Был период когда читали мы взахлеб «Трех мушкетеров», книга ходила по рукам; на прочтение давалось два-три дня. Потом начались игры в «мушкетеров»: шпаги делались из длинных таловых прутьев, ножом выполнялся орнамент на рукояти, руку защищала жестяная крышка от трехлитровой банки. Все хотели быть Дартаньянами, Юк — Арамисом (это ни кто не оспаривал.) С трудом роли распределялись, и мы начинали «стражаться», словечко это употреблялось у нас в смысле фехтовать, а не в смысле сражаться.
Братья Лунины.
Погодки Колька и Сашка. Колька, обладая характером живым, непоседливым и азартным, бывало и ремня получал. Честно говоря, заслуживал порку регулярно. Как то достал с чердака две мелкашки(малокалиберные винтовки), разыскал патрончики к ним; и мы пуляли из них за огородами во что попало. Звук от выстрела — слабый, не громкий хлопок. И казались нам эти винтовки безобидными игрушками. Что это серьезное оружие понял я много позднее, уже взрослым. Пукалка эта пробивает, на сто шагов, насквозь стальную двухсотлитровую бочку. Пуля выпущенная из этой игрушки летит более километра. Каких бед могли мы наделать, но обошлось.
Узнавши о наших забавах, дядя Толя Лунин, отец братиков, поступил просто — утопил обе мелкашки в каком то озере, и не сказал нам даже в каком, от греха. Маленько «возмотавшись», Колька, один из всех нас, занялся радиохулиганством. Радиотехнику он так ловко скрывал дома, что отец его ни как не мог ее отыскать. Чего не творил только друг мой Колька.
«Творили» все мы не мало. Забавы иной раз бывали такие, что только ах! Кто придумал эту не знаю, вероятно старшие учили младших, и так оно и шло. В ту пору мы были совсем юными и глупыми, учились в первых классах. Дожидались темноты, после чего всей ватагой выдвигались на Ленинскую, поскольку там часто проходили автомашины, да и пакостить на своей улице как то не удобно. Поперек улицы, от одного телеграфного столба до другого натягивалась нитка, партизаны укрывались за заборами. Шофер очередной машины, неожиданно увидевший в свете фар веревку, протянутую через дорогу, резко бил по тормозам. Машина останавливалась, и тут мы начинали метать в нее камни, норовя попасть по кабине. Когда злой как черт, с монтажкой в руке, шофер выскакивал на дорогу, мы уже улепетывали со всех ног; уходили огородами, с ходу перемахивая заборы между участками; бешено колотились сердчишки малолетних бандитов. Догнать нас в темноте было не реально. «Игра» эта, правда, быстро вышла из моды, потому что совесть говорила в нас в полный голос.

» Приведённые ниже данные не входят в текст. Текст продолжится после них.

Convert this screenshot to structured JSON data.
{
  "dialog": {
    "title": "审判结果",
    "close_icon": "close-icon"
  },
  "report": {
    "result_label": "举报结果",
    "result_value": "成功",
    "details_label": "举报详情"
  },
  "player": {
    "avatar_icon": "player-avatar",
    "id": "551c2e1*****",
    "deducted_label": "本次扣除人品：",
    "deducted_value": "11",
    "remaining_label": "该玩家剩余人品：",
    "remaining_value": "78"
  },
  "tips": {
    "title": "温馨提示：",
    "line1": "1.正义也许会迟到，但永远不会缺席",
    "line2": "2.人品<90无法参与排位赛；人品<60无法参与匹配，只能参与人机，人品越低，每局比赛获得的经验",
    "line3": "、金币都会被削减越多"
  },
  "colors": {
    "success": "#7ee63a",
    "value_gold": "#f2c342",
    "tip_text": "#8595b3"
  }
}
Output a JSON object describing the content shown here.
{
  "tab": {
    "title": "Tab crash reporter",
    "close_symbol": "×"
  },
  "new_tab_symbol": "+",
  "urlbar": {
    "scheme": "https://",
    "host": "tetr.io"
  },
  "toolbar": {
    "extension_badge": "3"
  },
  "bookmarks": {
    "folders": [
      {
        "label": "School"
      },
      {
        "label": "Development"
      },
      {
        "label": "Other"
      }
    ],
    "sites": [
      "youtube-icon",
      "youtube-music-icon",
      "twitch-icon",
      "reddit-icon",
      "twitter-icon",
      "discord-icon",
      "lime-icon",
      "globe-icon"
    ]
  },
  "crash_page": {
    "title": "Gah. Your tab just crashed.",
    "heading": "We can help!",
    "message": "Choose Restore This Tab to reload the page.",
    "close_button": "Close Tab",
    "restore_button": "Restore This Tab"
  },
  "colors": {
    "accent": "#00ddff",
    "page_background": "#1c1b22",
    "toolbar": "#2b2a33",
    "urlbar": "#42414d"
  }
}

Темным вечером можно было еще подвесить на нитку картофелину к окну какого либо деда, и дергая за другую, длинную нитку, стучать ею в окно. Дед отодвигал занавеску и напряженно вглядывался в темноту, пытаясь понять кто это стучится к нему в поздний час. Следовало подождать, и через минуту постучать повторно. С руганью и угрозами хозяин выбегал на улицу обычно после третьей попытки.
Став постарше, мы открыли для себя порох. У моего отца, например, ружье всю жизнь висело на матке (балка перекрытия), а припасы — «капцуля», порох, дробь, пыжи, гильзы хранились в открытом деревянном ящичке на «палатях.» О сейфах в те благословенные времена ни кто и слыхом не слыхал. И мы приноровились приворовывать порох и взрывать его где ни попадя.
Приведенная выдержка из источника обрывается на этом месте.